Mall deal sealed in Melbourne CBD despite lockdown
St Collins Lane has sold to Melbourne property fund manager Vantage and Credit Suisse.

Mall deal sealed in Melbourne CBD despite lockdown

JP Morgan Asset Management has offloaded the struggling St Collins Lane mall in the Melbourne CBD to joint venture partners Credit Suisse Asset Management and Vantage Property in a deal understood to be worth around $125 million.

As first reported by The Australian Financial Review, Melbourne fund manager Vantage had been undertaking due diligence since July to acquire the 9000sq m mall, with contracts exchanging last week.

The sale is understood to be a repositioning play for the new owners, who were able to purchase the property for about half the $247 million JP Morgan Asset Management paid for the luxury mall when it bought it from LaSalle Investment Management in 2016 on a yield of about 5 per cent.

With a discount in pricing, Vantage and Credit Suisse will be able to invest significant capital into the underutilised asset, as well as possibly discounting rents, with plans to relaunch the mall next year.

JP Morgan has also previously attempted to revitalise the mall with new tenancies, including a Leica camera shop and gallery, but failed to turn it around, with the upper floors sprinkled with empty shops.

JP Morgan and Vantage declined to comment. CBRE’s Simon Rooney, who negotiated the deal, could not be reached before publication.

The sale comes off the back of another significant retail property deal in the centre of Melbourne’s CBD, and flies in the face of the city’s tough restrictions that saw Melbourne in lockdown since March and the property market largely go into hibernation.

In July, Melbourne fund manager Newmark Capital sealed its $121 million acquisition of the six-storey historic David Jones menswear store on Bourke Street Mall with plans to refurbish not just the retail levels but also the office floors above, which had been used by the retailer to store stock and for staff amenities.

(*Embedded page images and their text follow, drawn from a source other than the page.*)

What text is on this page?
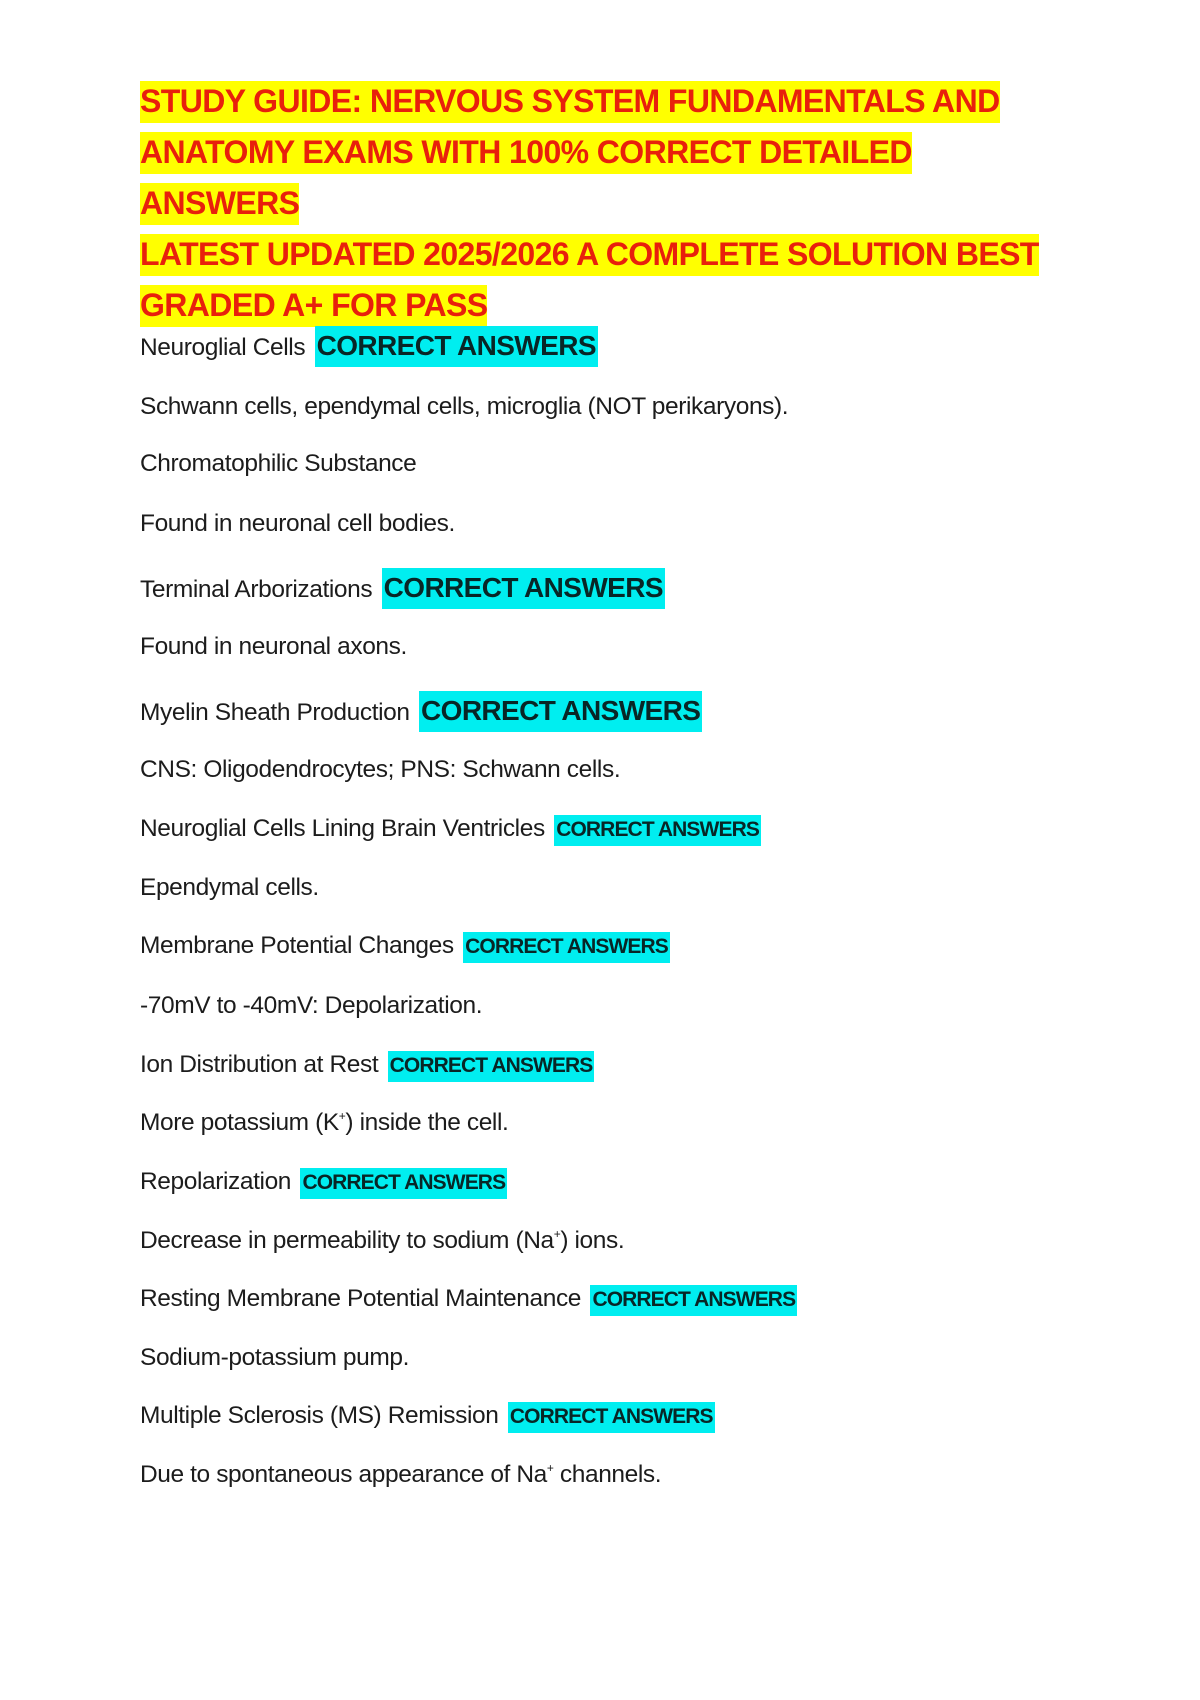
STUDY GUIDE: NERVOUS SYSTEM FUNDAMENTALS AND
ANATOMY EXAMS WITH 100% CORRECT DETAILED ANSWERS
LATEST UPDATED 2025/2026 A COMPLETE SOLUTION BEST
GRADED A+ FOR PASS
Neuroglial Cells CORRECT ANSWERS
Schwann cells, ependymal cells, microglia (NOT perikaryons).
Chromatophilic Substance
Found in neuronal cell bodies.
Terminal Arborizations CORRECT ANSWERS
Found in neuronal axons.
Myelin Sheath Production CORRECT ANSWERS
CNS: Oligodendrocytes; PNS: Schwann cells.
Neuroglial Cells Lining Brain Ventricles CORRECT ANSWERS
Ependymal cells.
Membrane Potential Changes CORRECT ANSWERS
-70mV to -40mV: Depolarization.
Ion Distribution at Rest CORRECT ANSWERS
More potassium (K+) inside the cell.
Repolarization CORRECT ANSWERS
Decrease in permeability to sodium (Na+) ions.
Resting Membrane Potential Maintenance CORRECT ANSWERS
Sodium-potassium pump.
Multiple Sclerosis (MS) Remission CORRECT ANSWERS
Due to spontaneous appearance of Na+ channels.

The deal reflected a 20 per cent discount to the $150 million pre-pandemic price expectations when David Jones owner, Johannesburg-listed Woolworths Holdings, put the property on the market in November.

Plans to sell the other Melbourne CBD David Jones store, which was being offloaded by South African-based owner Woolworths Holdings Limited for between $200 million and $300 million, together with the newly-refurbished Elizabeth Street store in Sydney, is understood to have been put on ice with until next year, while the store remains closed.

Also on the market in the Melbourne CBD is the Louis Vuitton building – a Renaissance-style building built in the 1880s at the “Paris end” of Collins Street.